Saturday 24 March 2012

Life is good....sometimes.


My 5th anniversary of having the stroke, was last Saturday the 17th of March, the day that time stood still for me, and I was a little bit afraid of the day and the date until it came to it, but I can tell you now, that the day came, was seen and was conquered!!


celebrate the fact that I have lived through a stroke. Like a cancer sufferer, the consensus is that once you have passed the great number 5 in years and have survived, you can only look up.


The next day, the 18th of March, a girlfriend (Kristina, the wonderful girl who washed my hair in the rehabilitation hospital!) and I, walked the length of the Sydney Harbour Bridge and back just so I could defy the odds and spit in the eye of fate, and boy, did it feel good!


I have made a huge amount of recovery but there is still a really, long way to go. I think that is to be expected when my family was told, that I would most likely spend the rest of my life in a wheelchair with little or no speech and would probably be better off in a nursing home! Not only did I not go to a nursing home, I have almost lost the limp that I have, my arm is very good and my hand is 'functional'. Those are all pluses in my book!


The doctors and the nursing staff of a rehabilitation facility, have a tried and true way of dealing with the "client" and their families, by telling them the worst possibly outcome and then have those "clients" and families push to ensure that they would not be a statistic but would prove them wrong. This is me to a T!


This past week, I was asked by the head of the OT department, at the Royal Rehabilitation College, if I would be one of the 'patients' that were to be used for showing the electrical stimulation machines and what they could do on a real person. Of course I said 'yes' because they are wonderful to me and need all the help that we can offer them and for once, I could give something back.


I had also been asked to take another woman (who had her stroke 6months before me and who Dr Zeman has taken on), under my wing. I had to show her how to get the bus to Rehab as she has just got on to the pension and has to get to rehab the best way she can, like the rest of us! However, she is much worse in the physical aspects of her recovery than I am but I realise that more than half of her reasons for not being any better are soley because she has relied on other people for the whole time! 


I decided to do both things at once, go to Rehab to help with the Electrical Stim and to help this woman by asking my friends to use her as another helper in the ES. I had to meet her in city of Sydney and show her how to get the bus to rehab and then we had to walk up the hill to Weemala and go to the workshops there and then walk back down the hill again! I was totally bushed by the end of the day and now I know why she isn't any better than she is - she finds every thing too hard - I understand were she is coming from believe me, but it is hard enough for any of us to get around and I for one can't have someone else pulling me down, so, I have to tell it like it is so that the new people will realise that we are all in the same boat.


When I said to her, "you should come down to the swimming pool" (the council one at the leisure centre), and she said "why" and I said, "it will make your leg stronger as you have to push against gravity and in a couple of weeks, you won't know yourself" and she said, "I don't like getting wet"! I was gob smacked! She is like that with everything and I am not going to let her get away with trying to sabotage herself by living up to her image of "poor me"!

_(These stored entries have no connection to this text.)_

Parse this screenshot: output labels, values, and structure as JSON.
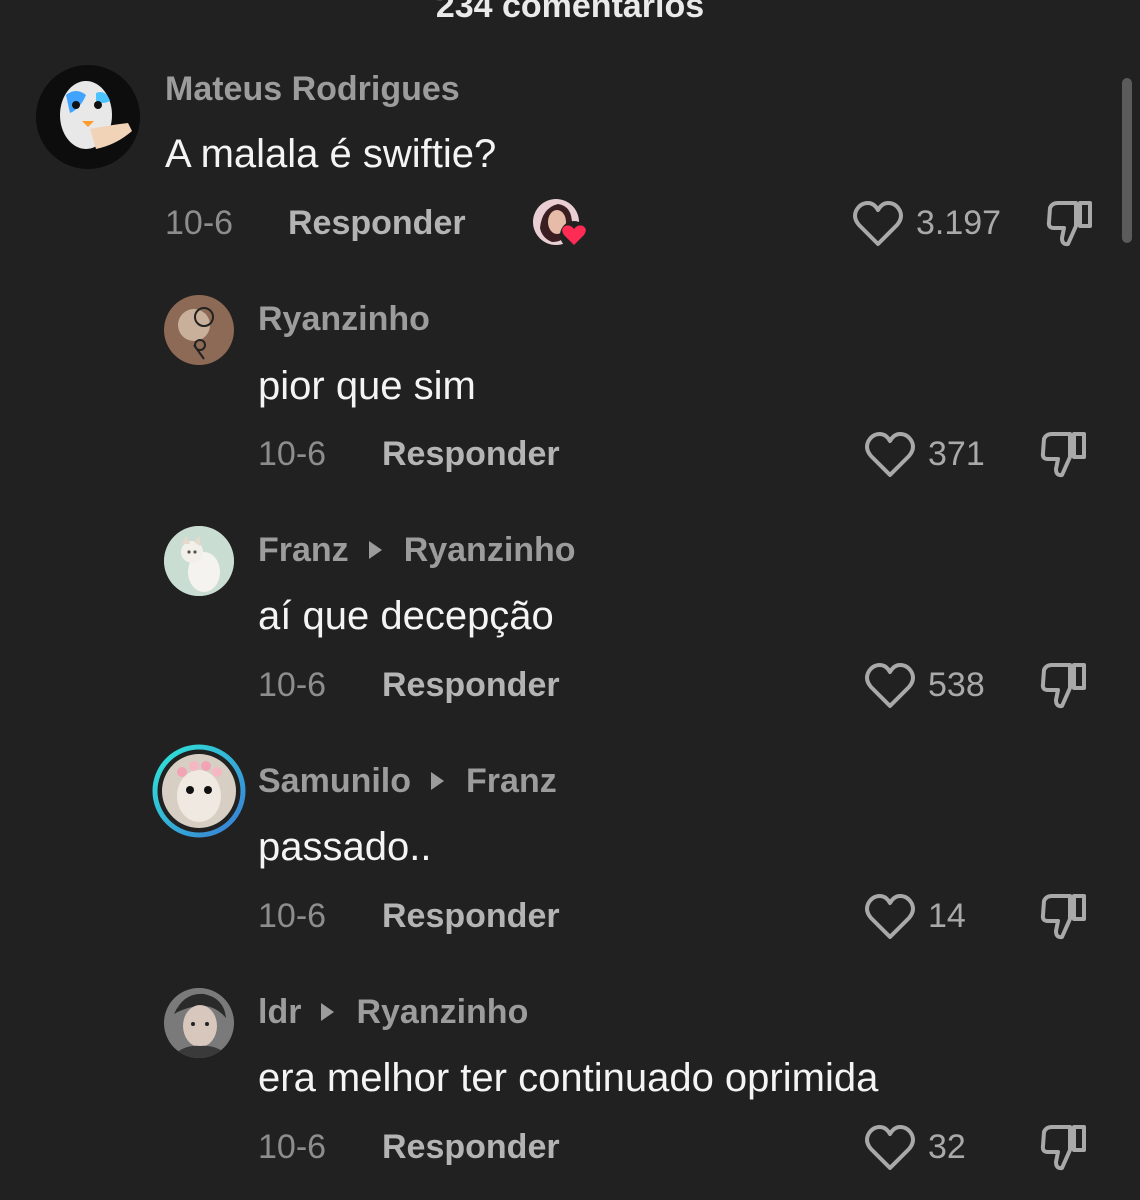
{
  "header": {
    "title": "234 comentários"
  },
  "comments": [
    {
      "username": "Mateus Rodrigues",
      "reply_to": "",
      "text": "A malala é swiftie?",
      "date": "10-6",
      "reply_label": "Responder",
      "likes": "3.197",
      "creator_liked": true
    },
    {
      "username": "Ryanzinho",
      "reply_to": "",
      "text": "pior que sim",
      "date": "10-6",
      "reply_label": "Responder",
      "likes": "371"
    },
    {
      "username": "Franz",
      "reply_to": "Ryanzinho",
      "text": "aí que decepção",
      "date": "10-6",
      "reply_label": "Responder",
      "likes": "538"
    },
    {
      "username": "Samunilo",
      "reply_to": "Franz",
      "text": "passado..",
      "date": "10-6",
      "reply_label": "Responder",
      "likes": "14"
    },
    {
      "username": "ldr",
      "reply_to": "Ryanzinho",
      "text": "era melhor ter continuado oprimida",
      "date": "10-6",
      "reply_label": "Responder",
      "likes": "32"
    }
  ],
  "colors": {
    "background": "#212121",
    "story_ring_start": "#2ee8d8",
    "story_ring_end": "#3a7bd5",
    "heart_badge": "#fe2c55"
  },
  "icons": {
    "like": "heart-outline-icon",
    "dislike": "thumbs-down-icon",
    "reply_arrow": "triangle-right-icon"
  }
}
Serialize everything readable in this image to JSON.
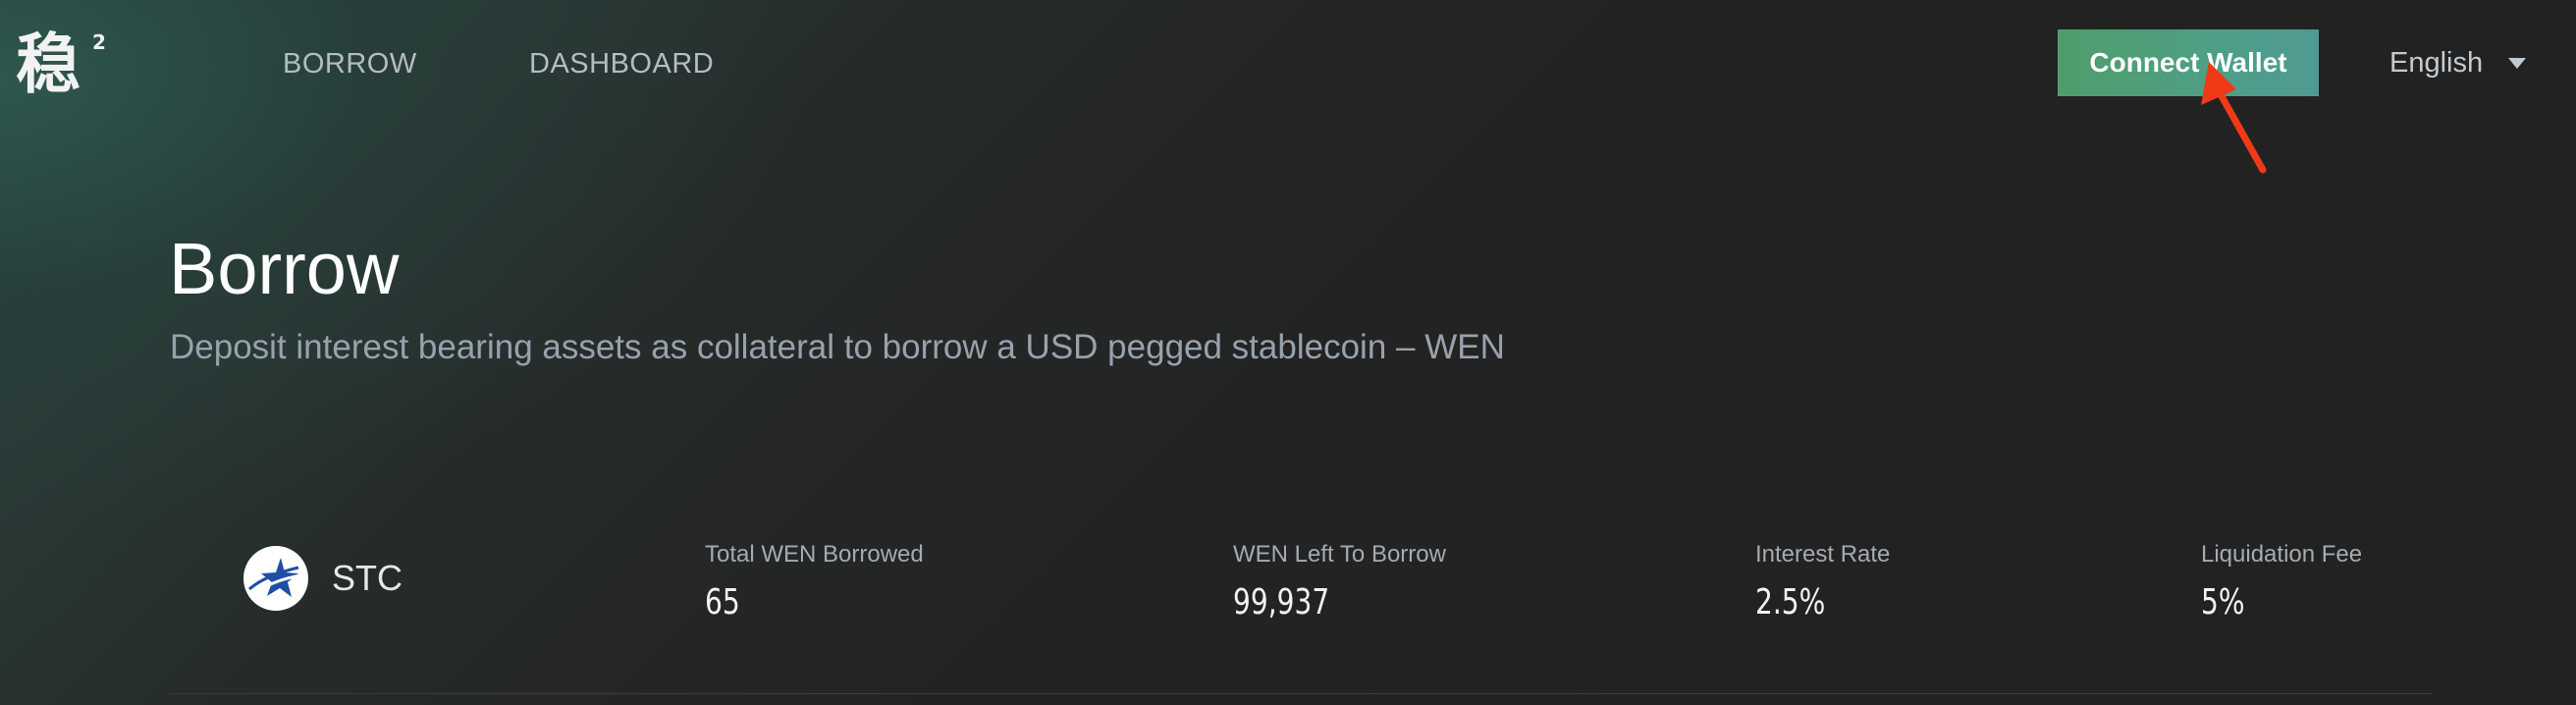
{
  "header": {
    "logo_glyph": "稳",
    "logo_superscript": "2",
    "nav": [
      {
        "label": "BORROW"
      },
      {
        "label": "DASHBOARD"
      }
    ],
    "connect_wallet_label": "Connect Wallet",
    "language": "English"
  },
  "hero": {
    "title": "Borrow",
    "subtitle": "Deposit interest bearing assets as collateral to borrow a USD pegged stablecoin – WEN"
  },
  "market": {
    "asset_name": "STC",
    "stats": [
      {
        "label": "Total WEN Borrowed",
        "value": "65"
      },
      {
        "label": "WEN Left To Borrow",
        "value": "99,937"
      },
      {
        "label": "Interest Rate",
        "value": "2.5%"
      },
      {
        "label": "Liquidation Fee",
        "value": "5%"
      }
    ]
  },
  "colors": {
    "accent_button": "#4e9f86",
    "annotation_arrow": "#f03a17",
    "background": "#232323"
  }
}
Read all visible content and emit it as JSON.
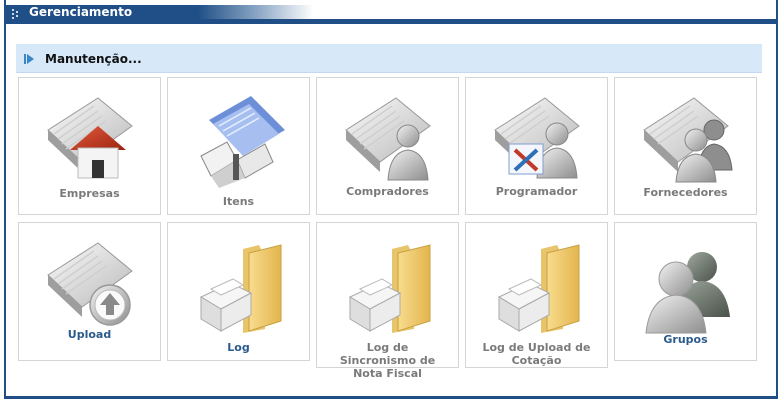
{
  "window": {
    "title": "Gerenciamento"
  },
  "section": {
    "title": "Manutenção..."
  },
  "tiles": [
    {
      "label": "Empresas",
      "icon": "empresas-icon"
    },
    {
      "label": "Itens",
      "icon": "itens-icon"
    },
    {
      "label": "Compradores",
      "icon": "compradores-icon"
    },
    {
      "label": "Programador",
      "icon": "programador-icon"
    },
    {
      "label": "Fornecedores",
      "icon": "fornecedores-icon"
    },
    {
      "label": "Upload",
      "icon": "upload-icon"
    },
    {
      "label": "Log",
      "icon": "log-folder-icon"
    },
    {
      "label": "Log de Sincronismo de Nota Fiscal",
      "icon": "log-sync-folder-icon"
    },
    {
      "label": "Log de Upload de Cotação",
      "icon": "log-upload-folder-icon"
    },
    {
      "label": "Grupos",
      "icon": "grupos-icon"
    }
  ],
  "colors": {
    "header": "#1f4f86",
    "section_bg": "#d7e8f9",
    "label_grey": "#7a7a7a",
    "label_blue": "#2b5a8c"
  }
}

When she said "well, my stroke was bigger than yours because the Drs told my husband that I would be probably not get any better, and I might even be in a wheelchair as my walking was so bad", and I said, "Well my friend, I was in the same state as you when I was here at the Royal Rehabilitation Centre Sydney, Dr Zeman thought that I would end up in a nursing home and virtually washed his hands of me when I was discharged! Now look at me, when I come in here, Dr Z comes over to me, we shake hands and have a really good old chat (as you saw today!), he calls me his 'star pupil', and not for nothing! 


"I was as bad, if not worse than you when I had the stroke, because I couldn't talk and you could and can, you can use your right hand and a lot of us were predominantly right handed and we have had to learn to use our left hand, so stop measuring yourself against who is worse than you and who isn't and who has it harder than who. The first thing you will have to realise if you want for me to mentor you is that it is up to YOU not to become a statistic"!!


She was so upset with me that she didn't talk to me for most of the way home - then she must have thought it over because she emailed me the next morning, this is what she wrote - 'I felt I grew so much today by finding out how to get to Rehab by public transport and it was fabulous to meet so many new and lovely people. I had the best day ever..thanks to you…love *******…xxx'.


So, it just goes to show - you can't give up on people!


24.3.12

2 comments:

Christine said...

Well done Wendy - what a favour you have done that woman. Your circumstances mean you can say the things you have that maybe her family don't feel they can say. She is lucky to have "found" you. I can see a great future for you in motivational talks to stroke sufferers if you want it. You are a star and always have been in my eyes. xxxxxxx Love your blog xxxxxxx
And now I have to prove I'm not a robot - for goodness sake - could a robot write this???

A Stroke of Genius said...

Thanks for the comment Christine - I am not sure that she really wants my mentoring anymore because I say the things that I do - the things, that as you said, her family can't say - but it is all in a good cause, a better life for her - and if it helps a tiny bit, it was worth it.